Landesregierung Brandenburg und das Neutralitätsgebot: Ein Staatssekretär im Wahlkampfmodus

Brandenburgs Bildungsstaatssekretär Thomas Drescher trat bei Wahlkampfveranstaltungen von SPD-Bürgermeisterkandidaten auf - ein Verstoß gegen seine Pflichten als Staatsdiener.

Potsdam - Nach Kritik an Brandenburgs Bildungsminister Günter Baaske (SPD) wegen möglicher Wahlkampfhilfe für einen Bundestagskandidaten seiner Partei gerät nun auch sein Staatssekretär Thomas Drescher in Erklärungsnöte. Grund sind mehrere Auftritte bei Bürgermeisterkandidaten der SPD im Landkreis Dahme-Spreewald. Und es geht um die Aussagen, die Drescher in dieser Woche auf Nachfrage dazu machte.
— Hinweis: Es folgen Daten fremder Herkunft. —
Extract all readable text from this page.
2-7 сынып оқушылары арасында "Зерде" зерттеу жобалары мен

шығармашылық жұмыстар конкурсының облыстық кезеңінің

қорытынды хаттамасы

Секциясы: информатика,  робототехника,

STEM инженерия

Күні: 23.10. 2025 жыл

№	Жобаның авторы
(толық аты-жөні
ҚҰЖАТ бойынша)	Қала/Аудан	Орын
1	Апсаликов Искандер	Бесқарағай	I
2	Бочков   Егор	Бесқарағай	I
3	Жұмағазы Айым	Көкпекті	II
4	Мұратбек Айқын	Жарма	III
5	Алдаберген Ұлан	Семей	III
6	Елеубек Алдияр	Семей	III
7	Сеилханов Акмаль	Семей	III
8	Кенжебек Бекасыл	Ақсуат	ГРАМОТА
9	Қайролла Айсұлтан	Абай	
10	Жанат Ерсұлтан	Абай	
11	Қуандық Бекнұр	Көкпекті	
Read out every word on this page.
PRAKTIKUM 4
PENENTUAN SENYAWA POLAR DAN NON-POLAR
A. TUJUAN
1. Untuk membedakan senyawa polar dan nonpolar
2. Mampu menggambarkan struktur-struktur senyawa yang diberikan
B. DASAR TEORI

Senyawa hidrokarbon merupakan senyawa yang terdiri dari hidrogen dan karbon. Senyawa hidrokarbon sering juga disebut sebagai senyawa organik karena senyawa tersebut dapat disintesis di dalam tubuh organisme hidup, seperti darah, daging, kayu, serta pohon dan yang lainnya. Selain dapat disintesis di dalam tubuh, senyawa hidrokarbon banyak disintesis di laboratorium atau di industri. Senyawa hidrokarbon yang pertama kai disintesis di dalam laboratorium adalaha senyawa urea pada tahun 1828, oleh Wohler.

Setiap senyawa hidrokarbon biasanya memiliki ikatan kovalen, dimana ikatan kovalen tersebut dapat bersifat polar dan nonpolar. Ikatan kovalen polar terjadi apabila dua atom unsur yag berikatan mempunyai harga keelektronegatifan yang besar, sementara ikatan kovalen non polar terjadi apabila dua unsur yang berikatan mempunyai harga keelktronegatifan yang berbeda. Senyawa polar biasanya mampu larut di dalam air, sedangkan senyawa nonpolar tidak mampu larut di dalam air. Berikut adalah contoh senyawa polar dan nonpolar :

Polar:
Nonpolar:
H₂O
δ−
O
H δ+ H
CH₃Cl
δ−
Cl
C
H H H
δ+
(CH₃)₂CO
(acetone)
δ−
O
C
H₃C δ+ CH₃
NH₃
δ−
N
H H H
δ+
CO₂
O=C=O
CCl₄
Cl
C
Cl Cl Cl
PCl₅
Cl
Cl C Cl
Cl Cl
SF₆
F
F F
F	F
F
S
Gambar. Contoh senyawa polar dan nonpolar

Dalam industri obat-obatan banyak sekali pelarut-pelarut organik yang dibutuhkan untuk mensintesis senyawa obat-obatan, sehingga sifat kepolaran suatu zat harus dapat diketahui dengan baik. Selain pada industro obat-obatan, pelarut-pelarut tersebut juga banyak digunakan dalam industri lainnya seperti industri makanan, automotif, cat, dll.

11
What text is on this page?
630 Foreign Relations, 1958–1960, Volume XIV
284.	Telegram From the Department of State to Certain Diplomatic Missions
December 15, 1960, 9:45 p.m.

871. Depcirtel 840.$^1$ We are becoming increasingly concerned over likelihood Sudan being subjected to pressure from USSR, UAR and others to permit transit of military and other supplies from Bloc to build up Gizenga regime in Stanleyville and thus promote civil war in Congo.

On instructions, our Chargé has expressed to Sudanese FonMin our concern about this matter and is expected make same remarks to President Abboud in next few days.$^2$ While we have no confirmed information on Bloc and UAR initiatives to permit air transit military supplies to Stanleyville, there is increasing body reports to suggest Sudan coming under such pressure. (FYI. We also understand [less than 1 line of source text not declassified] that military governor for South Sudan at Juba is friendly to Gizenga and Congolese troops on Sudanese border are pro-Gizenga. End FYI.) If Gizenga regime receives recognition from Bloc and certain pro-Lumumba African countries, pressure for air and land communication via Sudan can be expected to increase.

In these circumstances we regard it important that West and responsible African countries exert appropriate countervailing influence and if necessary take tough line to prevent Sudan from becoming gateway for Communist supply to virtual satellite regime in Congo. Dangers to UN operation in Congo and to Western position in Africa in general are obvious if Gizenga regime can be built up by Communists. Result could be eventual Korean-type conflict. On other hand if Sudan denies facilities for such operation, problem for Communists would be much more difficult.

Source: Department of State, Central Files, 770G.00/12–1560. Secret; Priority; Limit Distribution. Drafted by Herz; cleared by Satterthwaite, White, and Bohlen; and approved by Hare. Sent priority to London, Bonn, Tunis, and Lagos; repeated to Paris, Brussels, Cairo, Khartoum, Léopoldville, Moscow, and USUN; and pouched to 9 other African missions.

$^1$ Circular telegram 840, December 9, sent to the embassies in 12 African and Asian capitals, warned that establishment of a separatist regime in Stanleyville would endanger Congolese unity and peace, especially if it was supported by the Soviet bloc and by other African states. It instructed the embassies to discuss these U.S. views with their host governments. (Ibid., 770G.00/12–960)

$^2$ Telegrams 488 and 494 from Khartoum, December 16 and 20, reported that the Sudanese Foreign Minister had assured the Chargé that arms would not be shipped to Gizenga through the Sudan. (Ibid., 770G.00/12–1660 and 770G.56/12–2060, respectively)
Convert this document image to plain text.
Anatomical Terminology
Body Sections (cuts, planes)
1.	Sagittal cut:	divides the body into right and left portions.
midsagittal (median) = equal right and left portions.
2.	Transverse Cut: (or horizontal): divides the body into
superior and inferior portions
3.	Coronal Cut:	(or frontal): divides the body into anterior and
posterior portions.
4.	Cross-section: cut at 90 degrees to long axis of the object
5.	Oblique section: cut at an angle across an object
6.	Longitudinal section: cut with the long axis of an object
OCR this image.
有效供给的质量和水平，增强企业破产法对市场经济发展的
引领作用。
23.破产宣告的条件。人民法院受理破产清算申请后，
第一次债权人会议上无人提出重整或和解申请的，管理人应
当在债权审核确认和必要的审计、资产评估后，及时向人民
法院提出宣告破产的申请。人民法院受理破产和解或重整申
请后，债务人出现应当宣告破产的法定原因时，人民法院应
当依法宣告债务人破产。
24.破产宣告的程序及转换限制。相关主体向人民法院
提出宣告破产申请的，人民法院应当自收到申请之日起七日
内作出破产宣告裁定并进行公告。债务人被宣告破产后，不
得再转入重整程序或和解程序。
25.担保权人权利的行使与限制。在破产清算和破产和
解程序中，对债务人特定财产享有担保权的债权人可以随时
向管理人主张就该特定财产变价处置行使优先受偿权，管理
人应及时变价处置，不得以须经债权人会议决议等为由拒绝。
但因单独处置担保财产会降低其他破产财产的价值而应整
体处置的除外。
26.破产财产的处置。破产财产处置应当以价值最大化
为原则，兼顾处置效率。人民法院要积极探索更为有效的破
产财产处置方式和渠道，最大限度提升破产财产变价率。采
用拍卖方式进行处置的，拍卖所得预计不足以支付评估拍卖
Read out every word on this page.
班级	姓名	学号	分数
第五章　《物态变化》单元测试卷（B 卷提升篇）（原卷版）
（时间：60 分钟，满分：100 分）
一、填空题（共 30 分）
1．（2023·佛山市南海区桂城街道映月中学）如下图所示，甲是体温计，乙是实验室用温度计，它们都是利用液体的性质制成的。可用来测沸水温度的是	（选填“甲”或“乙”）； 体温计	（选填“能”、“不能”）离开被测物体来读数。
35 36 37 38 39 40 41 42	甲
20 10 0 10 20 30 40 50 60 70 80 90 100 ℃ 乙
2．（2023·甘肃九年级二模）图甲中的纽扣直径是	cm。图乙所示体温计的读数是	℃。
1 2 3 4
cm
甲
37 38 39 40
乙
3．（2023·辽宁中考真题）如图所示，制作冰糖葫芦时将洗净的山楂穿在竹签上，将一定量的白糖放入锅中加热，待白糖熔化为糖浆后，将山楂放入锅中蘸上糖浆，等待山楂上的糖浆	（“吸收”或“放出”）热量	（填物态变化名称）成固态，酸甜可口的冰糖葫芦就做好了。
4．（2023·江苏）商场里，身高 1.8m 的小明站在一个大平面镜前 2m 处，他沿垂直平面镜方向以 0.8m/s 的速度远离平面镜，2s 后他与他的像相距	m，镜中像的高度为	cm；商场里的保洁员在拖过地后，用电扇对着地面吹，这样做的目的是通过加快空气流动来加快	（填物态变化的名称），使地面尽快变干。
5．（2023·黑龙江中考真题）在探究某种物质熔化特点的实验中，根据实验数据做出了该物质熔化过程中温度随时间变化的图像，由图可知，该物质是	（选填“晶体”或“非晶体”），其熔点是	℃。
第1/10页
In Zeuthen lud die dortige SPD-Bürgermeisterkandidatin Martina Mieritz auf Plakaten am 11. Juli zum „Forum Bildung“ mit „Staatssekretär Dr. Thomas Drescher“ in die Bibliothek. Hat er also unzulässig die Genossin im Wahlkampf unterstützt? Die Staatskanzlei von Ministerpräsident Dietmar Woidke (SPD) und das Bildungsministerium sehen das anders. Regierungssprecher Florian Engels sagte den PNN: „Selbstverständlich können sich auch Staatssekretäre in öffentlichen Veranstaltungen auf Einladung Dritter zum Verwaltungshandeln und politischen Zielstellungen der Landesregierung äußern.“ Dabei werde nicht zwischen verschiedenen Parteien oder bei der Frage, ob es Regierungs- oder Oppositionsparteien sind, unterschieden. Das gebiete das Neutralitätsgebot. Zudem seien bei der Veranstaltung auch Vertreter konkurrierender Parteien anwesend gewesen. Es sei sinnvoll, dass die Bürger bei solchen „öffentlichen Veranstaltungen sachkundig informiert“ werden.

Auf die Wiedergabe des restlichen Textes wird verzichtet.